Author: Tobias Brudermüller (Brudermueller), Bits to Energy Lab, ETH Zurich: tbrudermuell@ethz.ch
This repository contains the Python code and trained models for the following paper:
T. Brudermueller, F. Wirth, A. Weigert and T. Staake, "Automatic Differentiation of Variable and Fixed Speed Heat Pumps With Smart Meter Data," 2022 IEEE International Conference on Communications, Control, and Computing Technologies for Smart Grids (SmartGridComm), Singapore, Singapore, 2022, pp. 412-418, doi: 10.1109/SmartGridComm52983.2022.9961055.
For detailed explanations about underlying assumptions, and implementations please refer to this source. Further, if you make use of this repository of paper, please use the following citation:
@INPROCEEDINGS{9961055,
author={Brudermueller, Tobias and Wirth, Florian and Weigert, Andreas and Staake, Thorsten},
booktitle={2022 IEEE International Conference on Communications, Control, and Computing Technologies for Smart Grids (SmartGridComm)},
title={Automatic Differentiation of Variable and Fixed Speed Heat Pumps With Smart Meter Data},
year={2022},
volume={},
number={},
pages={412-418},
doi={10.1109/SmartGridComm52983.2022.9961055}}
With the increasing prevalence of heat pumps in private households, the need for optimization is growing. At the same time, the growing number of active smart electricity meters generates data that can be used for remote monitoring. In this paper, we focus on the automatic differentiation between fixed speed and variable speed heat pumps using smart meter data. This distinction is relevant because it is necessary for evaluating the state or cyclic behavior of a heat pump. In addition, identifying fixed speed heat pumps is important because they are known to be the less efficient systems and therefore may be preferred targets in energy efficiency or replacement campaigns. Our methods are applied to electricity data from 171 Swiss households with a resolution of 15 minutes. In this setting, a K-Nearest Neighbor model achieves a mean AUC of 0.976 compared to 0.5 of a biased random guess model.

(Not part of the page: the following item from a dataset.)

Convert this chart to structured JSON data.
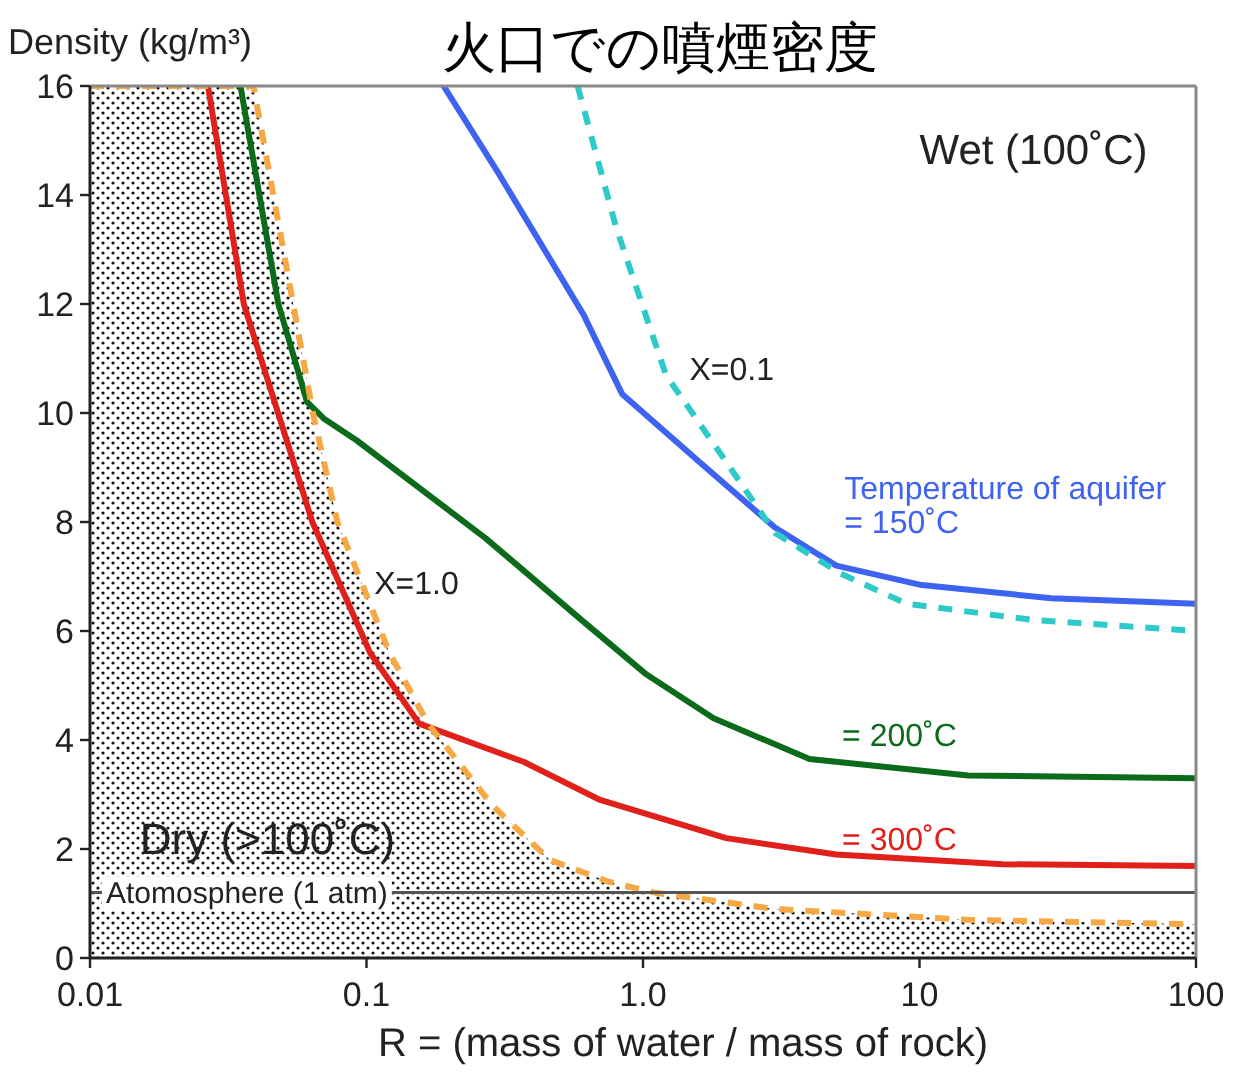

If you want to use your Python 3.7 interpreter directly, please check that you have the following packages pip-installed: numpy
, pandas
, scikit-learn
, and scipy
. Otherwise, if you want to create an anaconda environment named hp_type
, you can use the following commands, which makes use of the file installation/requirements.yml
:
- Navigating into installation folder:
cd [....]/installation
- Installing environment:
conda env create -n hp_type -f requirements.yml
- Opening environment for a session:
conda activate hp_type
- Close environment after a session:
conda deactivate
NOTE:: The code also uses parallel processing to compute features and therefore uses the functools
and multiprocess
packages included in the standard Python library, same as pickle
.
Our methods assume smart meter data in the form of energy measurements (in kWh) at 15-minute resolution and are designed for residential use only. Our algorithms expect a data frame for each household that maps a consumption value to the corresponding timestamp. An example of the expected data format can be found in data/smd_example.csv
.
The source code is located in the src
folder. The file src/feature_generation.py
defines and computes the features from a pandas data frame containing the smart meter data (in a parallel fashion).

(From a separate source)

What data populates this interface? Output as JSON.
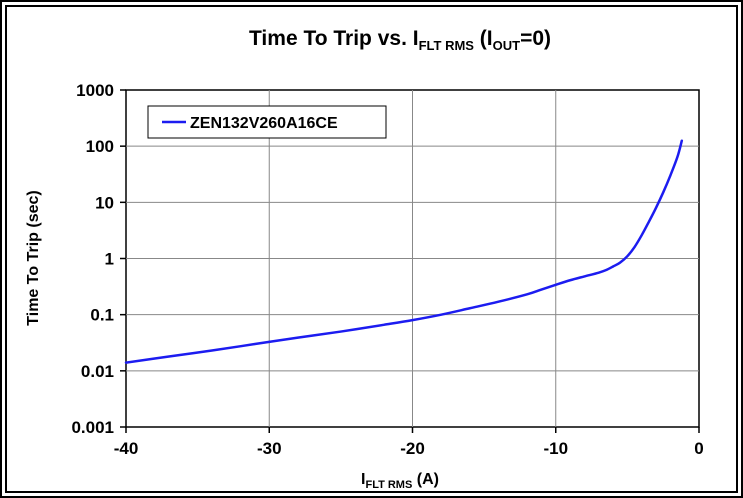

It can be considered a subroutine for the src/classification_routine.py
file, which is the main script you can use as a starting point to test the algorithms with the sample data or to customize them for use with your own data. It also loads the trained models, which are located in the models
folder. In summary, the src/classification_routine.py
file should be fairly self-explanatory after having read the paper. You can run it as follows:
- Navigating into installation folder:
cd [....]/src
- Run script:
python classification_routine.py
In the paper, the algorithms are evaluated without a majority vote at the end, which is different in this repository. Consider a time horizon of one week used for the models. Then in the paper, if a household has forecasts for several weeks, we treat each week as an individual observation to compute the performance values. However, in a real-world application, one would need a single prediction for each individual household. Therefore, we consider the class that is predicted most frequently as the class that represents the entire household. In addition, this approach allows us to compute a confidence level in the prediction with respect to the dominance of the majority class.